Festival Matosinhos em Jazz : Jonh Coltrane e Miles Davis “recriados”

Sim, as capas de discos icónicos de John Coltrane, Miles Davis, Roy Ayers e Sun Ra vão ser recriados por mãos de artistas portugueses. E tudo para uma exposição que é inaugurada a 1 de julho, no festival Matosinhos em Jazz.

Quem quiser apreciar as peças recriadas terá de se deslocar até Matosinhos e já a partir deste domingo, 1 de julho. Em concreto, junto ao coreto de Matosinhos, onde terão lugar os concertos. E assim será ao longo de todo o mês de julho, com o Matosinhos em Jazz, em que os dias 27 e 28 são para atuações na praça Guilhermina Suggia. Mas todos são de acesso livre.

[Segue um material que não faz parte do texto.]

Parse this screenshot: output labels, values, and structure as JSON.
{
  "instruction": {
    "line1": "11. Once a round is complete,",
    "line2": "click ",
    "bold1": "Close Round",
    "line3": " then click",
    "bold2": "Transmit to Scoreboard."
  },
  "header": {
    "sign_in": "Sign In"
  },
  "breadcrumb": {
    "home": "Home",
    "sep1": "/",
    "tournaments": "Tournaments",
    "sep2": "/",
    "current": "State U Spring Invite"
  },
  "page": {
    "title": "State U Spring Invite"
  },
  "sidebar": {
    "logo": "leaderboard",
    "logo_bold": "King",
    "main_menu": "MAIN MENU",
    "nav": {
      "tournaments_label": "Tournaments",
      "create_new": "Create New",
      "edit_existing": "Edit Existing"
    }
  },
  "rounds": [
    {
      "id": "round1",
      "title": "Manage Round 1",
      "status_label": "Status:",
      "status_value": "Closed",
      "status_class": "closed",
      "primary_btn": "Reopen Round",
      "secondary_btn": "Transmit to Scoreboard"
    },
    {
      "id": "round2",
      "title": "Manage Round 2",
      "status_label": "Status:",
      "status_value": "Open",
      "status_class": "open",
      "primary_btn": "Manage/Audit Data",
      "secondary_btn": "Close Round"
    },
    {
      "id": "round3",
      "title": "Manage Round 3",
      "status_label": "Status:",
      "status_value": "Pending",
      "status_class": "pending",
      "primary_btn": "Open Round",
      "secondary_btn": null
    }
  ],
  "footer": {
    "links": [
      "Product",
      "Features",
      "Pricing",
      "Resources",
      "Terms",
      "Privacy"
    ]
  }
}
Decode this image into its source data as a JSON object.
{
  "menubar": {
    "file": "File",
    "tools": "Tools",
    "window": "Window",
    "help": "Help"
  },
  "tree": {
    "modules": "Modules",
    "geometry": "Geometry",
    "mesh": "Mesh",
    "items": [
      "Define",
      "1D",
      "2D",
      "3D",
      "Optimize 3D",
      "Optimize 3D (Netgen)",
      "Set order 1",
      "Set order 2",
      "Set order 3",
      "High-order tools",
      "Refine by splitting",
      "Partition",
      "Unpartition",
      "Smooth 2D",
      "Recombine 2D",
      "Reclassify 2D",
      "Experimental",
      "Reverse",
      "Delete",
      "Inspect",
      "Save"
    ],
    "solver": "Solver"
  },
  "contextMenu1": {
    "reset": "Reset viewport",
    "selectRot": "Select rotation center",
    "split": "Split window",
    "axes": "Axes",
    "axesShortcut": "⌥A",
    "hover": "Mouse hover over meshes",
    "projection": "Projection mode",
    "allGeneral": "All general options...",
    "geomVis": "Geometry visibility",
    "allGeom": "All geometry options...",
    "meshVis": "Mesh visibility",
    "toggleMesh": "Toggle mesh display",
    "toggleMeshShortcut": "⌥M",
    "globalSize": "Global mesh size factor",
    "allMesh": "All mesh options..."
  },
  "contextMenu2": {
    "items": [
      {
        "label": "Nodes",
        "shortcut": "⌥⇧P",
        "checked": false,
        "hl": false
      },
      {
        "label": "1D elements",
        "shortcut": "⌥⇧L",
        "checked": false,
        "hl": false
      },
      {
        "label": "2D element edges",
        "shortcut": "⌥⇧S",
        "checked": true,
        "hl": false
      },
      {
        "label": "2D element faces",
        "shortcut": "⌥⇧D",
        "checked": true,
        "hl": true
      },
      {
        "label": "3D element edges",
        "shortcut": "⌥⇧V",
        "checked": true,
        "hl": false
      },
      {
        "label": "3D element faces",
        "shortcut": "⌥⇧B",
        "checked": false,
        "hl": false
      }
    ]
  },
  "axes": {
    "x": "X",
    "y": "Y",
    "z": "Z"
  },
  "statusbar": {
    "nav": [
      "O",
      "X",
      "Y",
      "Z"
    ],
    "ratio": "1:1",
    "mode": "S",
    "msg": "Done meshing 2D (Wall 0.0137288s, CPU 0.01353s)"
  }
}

A organização do evento revela pormenores: “AKACorleone reinterpretou a capa do álbum “A love supreme”, de John Coltrane, enquanto Nash Does Work revisitou “Everybody loves the sunshine”, de Roy Ayers. Oficina Arara recriou “Kind of blue”, de Miles Davis, e Francisco Queimadela e Mariana Calo fizeram uma versão personalizada de “Space in the place”, de Sun Ra”.

Sérgio Godinho com a Orquestra Jazz de Matosinhos e Pedro Abrunhosa com a Orquestra Sinfónica do Porto; Mário Laginha Trio, Cristina Branco são alguns dos artistas que compõem o cartaz deste ano, de um festival que conta já com alguns anos de vida.

Uma nota extra: John Coltrane morreu aos 40 anos com cancro no fígado e é um nome incontornável da música e uma das lendas do jazz norte-americano. O quarteto do saxofonista gravou em 1963 uma sessão de estúdio que permaneceu até aqui desconhecida. Foi convertida agora em álbum e tem lançamento marcado para 29 de Junho. No fundo, foi preciso esperar mais de meio século para nos cruzarmos agora com Both Directions at Once: The Lost Albu.

O lançamento foi noticiado e motivo de celebração em todo o mundo e o cenário já é conhecido: o músico lendário tem a seu lado McCoy Tyner (piano), Jimmy Garrison (baixo) e Elvin Jones (bateria). Era dia 6 de março de 1963 e o quarteto estava a meio de uma estadia de duas semanas no clube nova-iorquino Birdland. Ficou perdida durante anos porque, ao que parece, não havia rasto de qualquer master no arquivo do talentoso e histórico engenheiro de som que a registou, Rudy van Gelder.

Agora, é contagem decrescente até 29 de junho.